To outsiders, that may appear incongruous for a state known as the political home of such liberal Democratic lions as Edward Kennedy, John Kerry, and Barney Frank. But when it comes to governors, Massachusetts has a long history of choosing centrist Republicans over liberal Democrats, and doing so primarily on the issue of taxes.
"Sure, we have a $1.1 billion surplus now, and look how we got it," veteran Massachusetts Republican consultant Holly Robichaud told Newsmax, "Democrats [who control the governorship and both houses of the state legislature] raised the gasoline tax, the cigarette taxes, the MBTA [Massachusetts Bay Transportation Authority] fares and utilities fees. And there is a new utilities tax and an Amazon.com tax. Need I say more?"
The state's vigorous anti-tax movement and the tea partiers are mobilized behind an initiative on the fall ballot that would keep the recent three-cents –per-gallon gasoline tax increase from rising higher without a vote from legislators.

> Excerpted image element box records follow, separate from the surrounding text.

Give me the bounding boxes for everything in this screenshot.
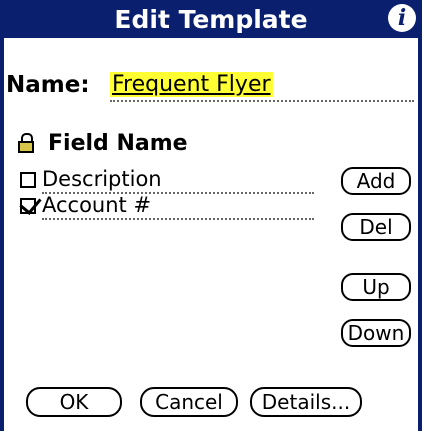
list-item-description: Description bbox=[20, 166, 314, 194]
name-label: Name: bbox=[6, 72, 90, 98]
cancel-button[interactable]: Cancel bbox=[140, 387, 238, 417]
up-button[interactable]: Up bbox=[341, 273, 411, 301]
name-value[interactable]: Frequent Flyer bbox=[110, 72, 273, 97]
down-button[interactable]: Down bbox=[341, 319, 411, 347]
title-bar: Edit Template i bbox=[4, 0, 418, 38]
list-item-account: Account # bbox=[20, 192, 314, 220]
description-checkbox[interactable] bbox=[20, 172, 36, 188]
description-label[interactable]: Description bbox=[42, 166, 314, 194]
account-checkbox[interactable] bbox=[20, 198, 36, 214]
info-icon[interactable]: i bbox=[388, 4, 416, 32]
ok-button[interactable]: OK bbox=[26, 387, 122, 417]
add-button[interactable]: Add bbox=[341, 167, 411, 195]
details-button[interactable]: Details... bbox=[250, 387, 362, 417]
field-list-header: Field Name bbox=[18, 128, 188, 158]
window-title: Edit Template bbox=[114, 4, 308, 34]
field-name-header: Field Name bbox=[48, 130, 188, 156]
del-button[interactable]: Del bbox=[341, 213, 411, 241]
lock-icon bbox=[18, 133, 34, 153]
name-row: Name: Frequent Flyer bbox=[4, 72, 418, 102]
account-label[interactable]: Account # bbox=[42, 192, 314, 220]
name-field[interactable]: Frequent Flyer bbox=[110, 72, 414, 102]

Buried within the language of the $500 million tax package enacted by the legislature is language saying the gas tax would be linked to inflation.
"Linking the gas tax to inflation was driven by the same philosophy that drove the graduated income tax," Edward F. King, a co-founder of the state's Citizens for Limited Taxation and 1978 Republican gubernatorial hopeful, told Newsmax. "Legislators get a bigger percentage of taxes without having to vote for a tax increase."
With little money behind it, the measure to thwart the automatic increase secured a spot on the fall ballot position when grass-roots supporters collected more than 120,000 signatures on petitions — far more than the 76,000 required for ballot certification.
Earlier this year, the gas tax and the initiative restraining its possible rise entered into the race for governor when Democratic front-runner Coakley said she thought the gas tax was only 10 cents per gallon.
It's 24 cents per gallon.
"You would think she would know the gas tax is 24 cents," Republican Baker said. "And to guess that it's 10 cents, which it hasn't been since 1983, I just think speaks to the fact that she's clearly completely out of touch with regular people."
Baker strongly endorsed the initiative dealing with the gas tax last year. Robichaud and other Massachusetts Republicans say it will not only help his candidacy but translate into the election of more conservative Republicans to the state legislature.
In recent years, Massachusetts Democrats have taken for granted the election of Democrats to most statewide offices, as well as to all of their state's U.S. Senate and House seats. But when it comes to the governorship, the election of a Democrat is by no means a foregone conclusion — especially when raising taxes is the issue.